AI Safety
AI safety is a field that tries to reduce AI risks, decreasing the expected harm from AI systems. This is broad, and many subfields contribute to this. One way these can be divided up is:
- Alignment: making AI systems try to do what their creators intend them to do. In the future, we might delegate more power to extremely capable systems - if these systems are not doing what we intend them to do, the results could be catastrophic.
- Moral philosophy: determining what intentions would be “good” for AI systems to have. This is because if we can make AI systems do what we intend (alignment), we then need to know what we intend these systems to do.
- Competence: reducing how often AI systems make mistakes in achieving what they're trying to do.
- Governance: deterring harmful development or use of AI systems. Examples of governance failures: are reckless or malicious development of dangerous AI systems, or deploying systems without safeguards against serious misuse.
- Resilience: preparing other systems to cope with the negative impacts of AI. For example, if AI systems uplift some actors’ ability to launch cyber attacks, resilience measures might include fixing systems to prevent cyber attacks.
- Security: protecting AI systems themselves from attacks. Examples of security failures: are large model weights being inadvertently leaked, chatbots being tricked into sharing private information, and adversarial patches causing models to misclassify traffic signs.

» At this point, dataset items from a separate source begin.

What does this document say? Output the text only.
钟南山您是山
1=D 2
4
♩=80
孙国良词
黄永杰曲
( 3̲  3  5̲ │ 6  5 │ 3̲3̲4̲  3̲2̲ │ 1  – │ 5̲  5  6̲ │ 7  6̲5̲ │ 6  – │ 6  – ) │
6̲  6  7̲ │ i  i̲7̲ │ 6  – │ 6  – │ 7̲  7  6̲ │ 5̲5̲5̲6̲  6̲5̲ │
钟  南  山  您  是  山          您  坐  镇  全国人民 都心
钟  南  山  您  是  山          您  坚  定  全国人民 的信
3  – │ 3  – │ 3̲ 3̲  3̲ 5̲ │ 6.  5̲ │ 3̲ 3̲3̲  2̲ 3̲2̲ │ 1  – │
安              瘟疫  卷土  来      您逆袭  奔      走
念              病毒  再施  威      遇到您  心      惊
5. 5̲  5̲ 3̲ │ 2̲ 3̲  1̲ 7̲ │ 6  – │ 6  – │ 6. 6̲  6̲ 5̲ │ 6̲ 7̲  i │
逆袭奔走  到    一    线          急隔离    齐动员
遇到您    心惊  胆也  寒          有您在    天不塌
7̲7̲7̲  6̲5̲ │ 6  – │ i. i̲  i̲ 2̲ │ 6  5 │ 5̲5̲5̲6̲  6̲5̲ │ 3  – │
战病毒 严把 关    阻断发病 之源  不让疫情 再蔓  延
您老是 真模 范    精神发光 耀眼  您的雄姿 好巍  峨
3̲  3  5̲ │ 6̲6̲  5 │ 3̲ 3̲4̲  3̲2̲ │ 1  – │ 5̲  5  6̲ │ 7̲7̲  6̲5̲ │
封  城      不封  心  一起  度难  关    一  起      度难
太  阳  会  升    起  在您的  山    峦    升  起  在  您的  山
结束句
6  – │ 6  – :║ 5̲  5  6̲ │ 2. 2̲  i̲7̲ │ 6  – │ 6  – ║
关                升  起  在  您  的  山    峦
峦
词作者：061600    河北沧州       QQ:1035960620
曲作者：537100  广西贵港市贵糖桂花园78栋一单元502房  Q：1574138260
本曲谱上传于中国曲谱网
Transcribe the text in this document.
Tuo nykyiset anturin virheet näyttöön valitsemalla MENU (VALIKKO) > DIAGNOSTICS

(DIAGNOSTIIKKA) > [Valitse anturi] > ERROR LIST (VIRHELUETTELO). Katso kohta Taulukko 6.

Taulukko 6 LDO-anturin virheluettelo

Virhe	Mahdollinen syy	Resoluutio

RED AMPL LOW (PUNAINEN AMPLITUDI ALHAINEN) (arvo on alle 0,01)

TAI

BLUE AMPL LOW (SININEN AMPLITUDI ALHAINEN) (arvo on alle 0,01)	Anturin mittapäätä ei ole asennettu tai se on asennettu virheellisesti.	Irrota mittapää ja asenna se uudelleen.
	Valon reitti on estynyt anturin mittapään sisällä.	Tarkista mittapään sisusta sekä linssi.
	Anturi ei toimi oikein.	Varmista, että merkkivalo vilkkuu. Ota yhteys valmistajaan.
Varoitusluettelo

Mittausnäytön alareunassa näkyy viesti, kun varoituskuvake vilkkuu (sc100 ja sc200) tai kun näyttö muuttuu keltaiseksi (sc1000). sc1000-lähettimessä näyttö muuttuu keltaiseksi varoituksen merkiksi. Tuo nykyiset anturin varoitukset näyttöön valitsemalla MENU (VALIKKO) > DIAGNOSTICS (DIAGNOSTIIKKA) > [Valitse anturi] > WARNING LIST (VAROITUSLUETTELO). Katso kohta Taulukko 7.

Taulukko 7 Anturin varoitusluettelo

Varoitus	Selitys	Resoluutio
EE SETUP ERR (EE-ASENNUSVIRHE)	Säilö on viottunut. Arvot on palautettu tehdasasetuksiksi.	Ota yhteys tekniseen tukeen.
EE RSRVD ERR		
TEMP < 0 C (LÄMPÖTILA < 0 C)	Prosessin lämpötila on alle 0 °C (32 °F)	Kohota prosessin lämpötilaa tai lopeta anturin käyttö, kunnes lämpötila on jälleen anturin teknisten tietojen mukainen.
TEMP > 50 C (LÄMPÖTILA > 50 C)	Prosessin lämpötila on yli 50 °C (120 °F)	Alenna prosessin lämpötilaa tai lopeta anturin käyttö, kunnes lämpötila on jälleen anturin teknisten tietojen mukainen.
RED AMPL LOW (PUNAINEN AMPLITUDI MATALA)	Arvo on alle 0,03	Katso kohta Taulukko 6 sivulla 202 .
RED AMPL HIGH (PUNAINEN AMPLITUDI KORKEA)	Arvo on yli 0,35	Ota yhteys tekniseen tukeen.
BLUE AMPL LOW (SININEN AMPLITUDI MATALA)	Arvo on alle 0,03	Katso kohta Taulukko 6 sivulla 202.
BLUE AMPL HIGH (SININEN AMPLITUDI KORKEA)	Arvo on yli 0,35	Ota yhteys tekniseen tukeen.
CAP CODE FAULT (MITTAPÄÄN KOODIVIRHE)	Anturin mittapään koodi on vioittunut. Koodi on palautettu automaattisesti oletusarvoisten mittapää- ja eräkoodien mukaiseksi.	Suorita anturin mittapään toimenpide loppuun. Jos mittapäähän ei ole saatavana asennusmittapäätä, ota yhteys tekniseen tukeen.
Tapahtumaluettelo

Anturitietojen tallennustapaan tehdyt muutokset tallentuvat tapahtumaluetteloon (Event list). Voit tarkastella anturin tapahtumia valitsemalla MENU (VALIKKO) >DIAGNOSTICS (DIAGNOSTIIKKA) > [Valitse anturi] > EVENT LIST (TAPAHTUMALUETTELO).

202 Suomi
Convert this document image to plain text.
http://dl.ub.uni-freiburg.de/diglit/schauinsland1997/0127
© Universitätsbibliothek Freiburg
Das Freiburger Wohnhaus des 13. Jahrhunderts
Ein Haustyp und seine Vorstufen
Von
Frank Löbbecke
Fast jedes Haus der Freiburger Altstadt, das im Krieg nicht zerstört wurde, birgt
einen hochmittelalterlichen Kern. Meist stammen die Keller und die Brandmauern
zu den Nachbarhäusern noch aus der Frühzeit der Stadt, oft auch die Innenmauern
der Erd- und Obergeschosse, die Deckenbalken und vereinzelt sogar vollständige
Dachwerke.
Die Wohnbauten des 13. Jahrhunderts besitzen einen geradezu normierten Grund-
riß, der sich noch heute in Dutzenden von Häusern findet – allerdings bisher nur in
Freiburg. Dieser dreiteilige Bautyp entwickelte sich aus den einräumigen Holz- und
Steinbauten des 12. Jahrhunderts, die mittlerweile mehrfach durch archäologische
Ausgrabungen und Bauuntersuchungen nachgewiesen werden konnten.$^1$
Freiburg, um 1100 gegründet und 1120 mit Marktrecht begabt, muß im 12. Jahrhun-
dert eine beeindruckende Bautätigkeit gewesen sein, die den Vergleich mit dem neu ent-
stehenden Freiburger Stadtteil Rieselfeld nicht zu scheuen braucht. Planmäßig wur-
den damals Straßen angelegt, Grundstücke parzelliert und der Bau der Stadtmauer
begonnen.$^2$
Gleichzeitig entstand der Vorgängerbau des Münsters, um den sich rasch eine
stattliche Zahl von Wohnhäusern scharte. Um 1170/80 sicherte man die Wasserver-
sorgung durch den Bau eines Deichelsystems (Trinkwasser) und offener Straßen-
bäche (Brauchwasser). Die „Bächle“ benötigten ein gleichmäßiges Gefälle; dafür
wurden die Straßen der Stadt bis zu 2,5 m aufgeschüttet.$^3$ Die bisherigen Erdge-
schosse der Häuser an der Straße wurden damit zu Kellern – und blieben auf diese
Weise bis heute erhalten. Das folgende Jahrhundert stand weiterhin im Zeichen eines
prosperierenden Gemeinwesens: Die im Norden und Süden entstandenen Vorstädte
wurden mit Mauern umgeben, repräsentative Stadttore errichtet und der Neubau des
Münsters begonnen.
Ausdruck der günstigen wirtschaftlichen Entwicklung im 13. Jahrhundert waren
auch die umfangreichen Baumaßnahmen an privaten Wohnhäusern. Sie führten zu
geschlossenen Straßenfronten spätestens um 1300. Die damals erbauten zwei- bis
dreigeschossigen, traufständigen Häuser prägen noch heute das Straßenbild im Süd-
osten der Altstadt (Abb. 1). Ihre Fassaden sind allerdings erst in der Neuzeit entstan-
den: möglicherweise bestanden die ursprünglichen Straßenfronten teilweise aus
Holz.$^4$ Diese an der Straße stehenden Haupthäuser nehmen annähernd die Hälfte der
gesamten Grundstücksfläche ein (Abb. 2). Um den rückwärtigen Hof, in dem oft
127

It's also often very difficult to distinguish competence and alignment failures: it can be unclear what AI models are capable of, and whether failures represent:
- inability to do tasks correctly (competence); or
- that the model can do them but is trying to do something else (alignment)
AI Alignment
Making AI systems try to do what we intend them to do is a surprisingly difficult task. A common breakdown of this problem is into outer and inner alignment.

Outer Alignment
Specify goals for an AI system correctly. Also known as solving: reward misspecification, reward hacking, specification gaming, Goodharting.
This is the challenge of specifying the AI's reward function in a way that accurately reflects our intentions. Doing this incorrectly can lead AI systems to optimize for targets that are only a proxy for what we want.